This was originally written as a facebook note in 2012, but it seems the internet still needs a reminder of these things…
There is far too much passive agression and too many poor attempts at mental manipulation on facebook at the moment.
The worst offenders are all those good cause photos and statuses.
You know the ones. Post this on your status if you lost someone to cancer, illness, whatever. Let the world know that special needs kids are special in a good way. Let’s remind the world of every sickness that exists.
Those are bad enough. What good does it do other than giving you an insight into the suffering of your friends list and a second hand method of proclaiming your personal issues to the world? Reposting these pictures doesn’t raise awareness or money or actually do anything useful. Often they’re not even connected to charities. They’re just constant reminders of the fact that there is suffering in the world and a form of slacktivism.
Then there’s the ‘repost if you agree’ ones. Now admittedly, I do this sometimes if something strikes a particular chord or if I’m feeling all melancholy and I happen across a post which sums up how I feel when I can’t find words. But if I reposted every single one (repost if you hate animal cruelty, hate children cruelty, want a pay rise, think the lib dems should tell the tories to stuff it, etc…) I would do nothing but repost these statuses and pictures. My timeline would be full of them, with no original thought or input at all. And indeed I know some people’s timelines that are exactly like that. Underneath all those posts, I don’t actually have a clue who they are any more, because all I see from them are second hand platitudes.
However, the ones that *really* bug me, to the point of making me do the opposite, are the ones that have a line like this in them:
“90% of people won’t repost this. Will you be one of the few who does?”
These, in the most shameless and guilt tripping way, latch onto people’s sense of inadequacy and playing on people’s egos. They imply that those who do not repost the image do not have a heart or are in some way deficient as human beings. They imply that by reposting the image/status, you are marking yourself out as different. Better. An individual. A worthy human being. “Go on, show the world how awesome you are.”
Go on, show the world how awesome you are for falling victim to mental programming and doing exactly what a facebook picture tells you to do, because you feel so inadequate that you need to prove to the world that you are a good person every opportunity that you get.
There are several of those pictures that I do like. I do find some of them touching, or funny. Some are connected to causes that I do think should be publicised. But every time I see that sort of statement, I bristle.
Reposting a facebook picture does not make you a better person.
And choosing not to does not make you a lesser one.
I don’t like these sorts of guilt trips on any level. They’re no better than playground crap.
“X would do this for me, they’re an awesome friend, why won’t you do the same thing?”
Sound familiar? I bet it does. And that’s exactly the sentiment that is being played on whenever you see one of those pictures or statuses. It was the same sentiment which was played upon by some of those ‘Cancer Selfie’ posts.
“I’m doing this. Look at me. I’m such a great person. Now you have to do it. And if you don’t, you’re not a good person at all. What’s the matter, do you want Cancer to win or something?”

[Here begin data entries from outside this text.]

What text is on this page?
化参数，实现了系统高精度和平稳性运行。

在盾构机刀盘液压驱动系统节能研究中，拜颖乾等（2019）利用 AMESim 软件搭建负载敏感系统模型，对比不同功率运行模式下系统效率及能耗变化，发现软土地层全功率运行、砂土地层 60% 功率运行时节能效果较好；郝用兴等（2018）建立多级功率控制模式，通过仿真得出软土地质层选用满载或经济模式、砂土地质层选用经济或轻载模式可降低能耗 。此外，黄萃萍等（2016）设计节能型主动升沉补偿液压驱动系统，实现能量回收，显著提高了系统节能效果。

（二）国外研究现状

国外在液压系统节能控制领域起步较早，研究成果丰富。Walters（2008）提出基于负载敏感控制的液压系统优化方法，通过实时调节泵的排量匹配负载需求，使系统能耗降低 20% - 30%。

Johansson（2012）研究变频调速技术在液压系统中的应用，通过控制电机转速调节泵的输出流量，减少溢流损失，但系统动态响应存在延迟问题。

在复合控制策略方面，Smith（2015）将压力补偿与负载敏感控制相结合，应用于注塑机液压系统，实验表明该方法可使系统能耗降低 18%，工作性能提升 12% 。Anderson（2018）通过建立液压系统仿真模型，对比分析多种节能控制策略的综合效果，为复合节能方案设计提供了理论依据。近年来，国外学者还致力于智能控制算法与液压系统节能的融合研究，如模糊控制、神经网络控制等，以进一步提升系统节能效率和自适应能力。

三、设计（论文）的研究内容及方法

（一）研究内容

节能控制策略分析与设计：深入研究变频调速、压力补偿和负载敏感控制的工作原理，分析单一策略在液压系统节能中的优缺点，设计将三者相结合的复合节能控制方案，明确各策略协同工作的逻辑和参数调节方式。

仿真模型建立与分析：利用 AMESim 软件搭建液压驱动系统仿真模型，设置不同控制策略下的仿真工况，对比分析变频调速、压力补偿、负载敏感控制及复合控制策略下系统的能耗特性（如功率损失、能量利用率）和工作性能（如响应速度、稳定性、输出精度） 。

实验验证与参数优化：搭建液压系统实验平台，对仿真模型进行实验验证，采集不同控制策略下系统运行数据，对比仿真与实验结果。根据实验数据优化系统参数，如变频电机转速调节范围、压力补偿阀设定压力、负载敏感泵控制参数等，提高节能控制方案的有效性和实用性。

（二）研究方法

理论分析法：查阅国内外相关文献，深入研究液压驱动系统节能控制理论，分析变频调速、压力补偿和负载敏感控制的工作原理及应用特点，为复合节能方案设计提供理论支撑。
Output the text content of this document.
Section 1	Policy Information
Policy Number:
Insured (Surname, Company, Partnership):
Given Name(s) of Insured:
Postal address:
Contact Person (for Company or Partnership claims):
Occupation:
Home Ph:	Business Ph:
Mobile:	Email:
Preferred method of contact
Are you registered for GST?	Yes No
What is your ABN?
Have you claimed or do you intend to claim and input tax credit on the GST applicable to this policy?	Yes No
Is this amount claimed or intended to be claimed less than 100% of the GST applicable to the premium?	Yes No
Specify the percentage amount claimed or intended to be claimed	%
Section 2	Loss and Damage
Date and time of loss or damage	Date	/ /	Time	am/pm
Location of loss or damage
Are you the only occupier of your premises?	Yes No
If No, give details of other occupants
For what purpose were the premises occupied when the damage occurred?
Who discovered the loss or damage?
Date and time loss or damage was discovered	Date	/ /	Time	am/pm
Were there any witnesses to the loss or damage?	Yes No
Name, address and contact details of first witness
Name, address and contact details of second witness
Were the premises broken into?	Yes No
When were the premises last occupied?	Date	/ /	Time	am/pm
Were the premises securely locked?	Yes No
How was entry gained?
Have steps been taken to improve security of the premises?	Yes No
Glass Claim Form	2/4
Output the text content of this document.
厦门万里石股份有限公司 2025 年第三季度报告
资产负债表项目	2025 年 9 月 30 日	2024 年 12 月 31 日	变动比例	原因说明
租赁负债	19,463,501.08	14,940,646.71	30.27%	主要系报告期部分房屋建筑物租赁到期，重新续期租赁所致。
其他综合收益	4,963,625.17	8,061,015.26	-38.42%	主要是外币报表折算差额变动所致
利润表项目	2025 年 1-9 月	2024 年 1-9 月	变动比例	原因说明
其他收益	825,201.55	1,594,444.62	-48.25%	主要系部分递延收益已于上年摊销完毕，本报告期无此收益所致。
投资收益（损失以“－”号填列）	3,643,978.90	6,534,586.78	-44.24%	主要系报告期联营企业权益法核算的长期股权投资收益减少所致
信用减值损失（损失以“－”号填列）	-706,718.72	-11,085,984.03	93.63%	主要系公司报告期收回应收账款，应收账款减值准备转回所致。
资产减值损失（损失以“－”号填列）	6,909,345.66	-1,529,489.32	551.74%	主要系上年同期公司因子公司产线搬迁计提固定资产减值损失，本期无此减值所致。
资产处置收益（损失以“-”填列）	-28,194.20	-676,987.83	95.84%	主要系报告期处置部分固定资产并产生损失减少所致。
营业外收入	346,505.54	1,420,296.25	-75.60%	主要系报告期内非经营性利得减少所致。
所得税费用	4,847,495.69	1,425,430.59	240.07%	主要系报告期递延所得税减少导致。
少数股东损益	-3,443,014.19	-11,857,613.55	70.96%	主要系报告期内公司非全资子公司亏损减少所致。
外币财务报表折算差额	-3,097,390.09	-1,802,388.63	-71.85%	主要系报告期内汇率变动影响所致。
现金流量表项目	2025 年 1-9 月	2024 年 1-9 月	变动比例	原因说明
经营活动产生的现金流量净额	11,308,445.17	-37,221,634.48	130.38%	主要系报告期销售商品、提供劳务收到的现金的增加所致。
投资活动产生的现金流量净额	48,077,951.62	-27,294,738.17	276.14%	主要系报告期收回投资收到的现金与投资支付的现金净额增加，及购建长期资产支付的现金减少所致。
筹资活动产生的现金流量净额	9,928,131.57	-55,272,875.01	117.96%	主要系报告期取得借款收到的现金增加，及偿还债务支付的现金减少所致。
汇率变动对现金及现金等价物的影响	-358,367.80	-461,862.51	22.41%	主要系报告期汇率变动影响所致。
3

If a cause is important to me, I do practical things for it. I worked for Cancer Research for several years as a volunteer. I donate unwanted stuff to Scope, because I want them to keep Beaumont College running. That’s just the tip of the iceberg and there’s tonnes more that people can do to actually help causes such as the fight against Cancer besides plastering Facebook with inane slacktivist cutsie posters.
Whether or not I repost a facebook picture says nothing about me as a person.
And it says nothing about your own value either.
Either positive or negative.
The only thing that increases or decreases your value on social media is your input of original thought and expression.